EuGH-Generalanwalt: Vorratsdatenspeicherung an strenge Voraussetzungen gebunden

Der Generalanwalt hält eine Verpflichtung zur Vorratsdatenspeicherung in einzelnen Ländern grundsätzlich für zulässig. Sie müsse jedoch zur Bekämpfung schwerer Kriminalität absolut notwendig sein. Zu prüfen sei, ob nicht andere Maßnahmen ebenso wirksam sein könnten und Grundrechte weniger beeinträchtigen.

Der Generalanwalt des Europäischen Gerichtshofs (EuGH) hält eine Verpflichtung zur Vorratsdatenspeicherung in einzelnen Mitgliedsländern für zulässig, aber gleichzeitig an strenge Garantien gebunden. Es sei daher Sache der nationalen Gerichte, die innerstaatlichen Regelungen in dieser Hinsicht zu überprüfen. Die von ihm genannten Maßstäbe könnten bedeuten, dass das in Deutschland 2015 eingeführte Gesetz zur Vorratsdatenspeicherung rechtswidrig ist beziehungsweise einer Überarbeitung bedarf. Datenschützer sind jedoch enttäuscht, da solche Gesetze damit nicht grundsätzlich infrage gestellt sind.

Das Eingangsgebäude des Gerichtshofs der Europäischen Union auf dem Kirchberg in Luxemburg (Bild: Europaparlament)
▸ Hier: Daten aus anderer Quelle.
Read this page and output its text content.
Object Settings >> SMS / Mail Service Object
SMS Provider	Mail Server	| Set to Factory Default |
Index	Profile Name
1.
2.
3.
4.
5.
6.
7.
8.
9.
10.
Seine Feststellungen traf der dänische Generalanwalt Henrik Saugmandsgaard Øe zu zwei Rechtsanfragen, die aus Schweden und Großbritannien kamen. Die endgültige Entscheidung dazu wird der Europäische Gerichtshof treffen, der in der Regel aber der Empfehlung des Generalanwalts folgt. Die Anfragen galten der Klarstellung, wie ein vorhergehendes Urteil in einem nationalen Kontext auszulegen ist. 2014 hatte der EuGH die europäische Richtlinie zur Vorratsdatenspeicherung für ungültig erklärt. Diese Entscheidung war mit damit begründet worden, dass Vorratsdatenspeicherung einen besonders schwerwiegenden Eingriff in die Grundrechte auf Achtung des Privatlebens und auf Schutz personenbezogener Daten beinhaltet, der sich nicht auf das absolut Notwendige beschränkt.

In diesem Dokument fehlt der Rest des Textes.